Securities Exchange Act of 1934
Release No. 48248 / July 29, 2003

Accounting and Auditing Enforcement
Release No. 1825 / July 29, 2003

Administrative Proceeding
File No. 3-11195


In the Matter of

JAY P. GILBERTSON, C.P.A.

Respondent.


:
:
:
:
:
:
:
:
ORDER INSTITUTING PROCEEDINGS PURSUANT TO RULE 102(e) OF THE COMMISSION'S RULES OF PRACTICE, MAKING FINDINGS AND IMPOSING REMEDIAL SANCTIONS

I.

The Securities and Exchange Commission (the "Commission") deems it appropriate and in the public interest that administrative proceedings be, and hereby are, instituted against Jay P. Gilbertson ("Gilbertson"), a certified public accountant, pursuant to Rule 102(e)(3)(i)(A) of the Commission's Rules of Practice.1

II.

In anticipation of the institution of these proceedings, Gilbertson has submitted an Offer of Settlement ("Offer"), which the Commission has determined to accept. Solely for the purposes of these proceedings and any other proceedings brought by or on behalf of the Commission, or in which the Commission is a party, and without admitting or denying the findings contained herein (except that Gilbertson admits the jurisdiction of the Commission over him and over the subject matter of these proceedings and that a final judgment of permanent injunction has been entered against him), Gilbertson consents to the entry of this Order Instituting Proceedings Pursuant to Rule 102(e) of the Commission's Rules of Practice, Making Findings and Imposing Remedial Sanctions ("Order") as set forth below.

III.

On the basis of this Order and Gilbertson's Offer, the Commission finds that:

A. Gilbertson, 43, a certified public accountant who is duly licensed by the Texas Board of Accountancy, is a defendant in Securities and Exchange Commission v. Jay Gilbertson, et al., Case No. C-00-3570 MJJ in the United States District Court for the Northern District of California. Gilbertson, former Co-President, Co-Chief Operating Officer and Chief Financial Officer for HBO & Co. ("HBOC" or the "Company"), resides in Georgia.

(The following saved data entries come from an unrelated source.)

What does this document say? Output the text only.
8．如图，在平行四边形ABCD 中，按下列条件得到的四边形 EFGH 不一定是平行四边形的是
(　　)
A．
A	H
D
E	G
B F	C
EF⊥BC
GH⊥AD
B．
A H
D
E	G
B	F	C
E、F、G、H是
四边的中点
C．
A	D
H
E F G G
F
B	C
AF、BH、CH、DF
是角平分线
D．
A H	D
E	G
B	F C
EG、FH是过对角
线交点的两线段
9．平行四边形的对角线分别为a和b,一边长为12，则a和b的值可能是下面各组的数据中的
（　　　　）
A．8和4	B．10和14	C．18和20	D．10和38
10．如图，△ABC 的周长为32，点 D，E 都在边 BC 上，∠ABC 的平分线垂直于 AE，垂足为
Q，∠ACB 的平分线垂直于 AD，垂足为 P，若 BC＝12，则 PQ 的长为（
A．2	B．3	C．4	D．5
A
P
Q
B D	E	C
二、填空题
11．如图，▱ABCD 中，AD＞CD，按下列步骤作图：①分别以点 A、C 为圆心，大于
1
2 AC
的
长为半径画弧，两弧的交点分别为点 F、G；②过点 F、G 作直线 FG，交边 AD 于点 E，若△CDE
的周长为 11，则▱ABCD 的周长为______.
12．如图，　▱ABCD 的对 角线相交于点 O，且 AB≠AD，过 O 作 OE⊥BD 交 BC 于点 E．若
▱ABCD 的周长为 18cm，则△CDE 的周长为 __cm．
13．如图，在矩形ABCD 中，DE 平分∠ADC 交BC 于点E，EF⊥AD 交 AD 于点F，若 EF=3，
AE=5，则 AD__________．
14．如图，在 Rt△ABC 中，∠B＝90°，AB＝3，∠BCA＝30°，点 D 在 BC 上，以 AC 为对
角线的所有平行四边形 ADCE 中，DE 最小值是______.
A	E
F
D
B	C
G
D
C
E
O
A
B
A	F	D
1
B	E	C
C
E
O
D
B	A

B. On July 1, 2003, in the above-referenced matter, the United States District Court for the Northern District of California: (a) permanently enjoined Gilbertson from future violations of Section 17(a) of the Securities Act of 1933 ("Securities Act"), Sections 10(b) and 13(b)(5) of the Securities Exchange Act of 1934 ("Exchange Act"), and Rules 10b-5, 13b2-1 and 13b2-2 thereunder; (b) ordered Gilbertson to pay a civil monetary penalty of $1,000,000; and (c) barred him from serving as an officer or director of a public company. Gilbertson consented, without admitting or denying the allegations contained in the Commission's complaint (except as to jurisdiction, which he admitted), to the issuance of the order of permanent injunction and the entry of final judgment.

C. The Commission's complaint in the above action alleged that Gilbertson was a primary and active participant in a scheme to defraud investors by causing HBOC to materially inflate the profits that it reported to the investing public. Gilbertson carried out this fraudulent scheme by causing numerous improper journal entries to be input into HBOC's general ledger, which falsely reduced HBOC's expenses. Gilbertson also facilitated the recognition of revenue on software sales that were subject to contingencies contained in side letters and therefore could not properly be recorded as revenue. He also took steps to conceal the company's accounting improprieties from HBOC's auditors. The fraud caused HBOC to significantly overstate its revenue and net income for several consecutive quarters. Gilbertson signed HBOC's Forms 10-Q filed with the Commission for the March, June, and September 1998 quarters knowing that the financial statements contained therein were false and misleading as a result of the fraud. Gilbertson also signed HBOC's registration statements on Forms S-4 and S-4/A that were filed with the Commission on August 14, August 21, August 24, and October 1, 1998. These forms incorporated HBOC's false and misleading financial statements for the quarters ended March 31 and June 30, 1998.

IV.

Based on the foregoing, the Commission deems it appropriate and in the public interest to impose the sanction consented to by Gilbertson in his Offer.

Accordingly, it is hereby ORDERED, effective immediately, that Gilbertson is suspended from appearing or practicing before the Commission as an accountant.

By the Commission.

Jonathan G. Katz
Secretary

Endnotes

1 Rule 102(e)(3)(i)(A) of the Commission's Rules of Practice provides, in pertinent part, that:

. . . (i) The Commission, with due regard to the public interest . . . may . . . suspend from appearing or practicing before it any . . . accountant . . . who has been by name . . . permanently enjoined by any court of competent jurisdiction, by reason of his or her misconduct in an action brought by the Commission, from violating or aiding and abetting the violation of any provision of the Federal securities laws or of the rules and regulations thereunder.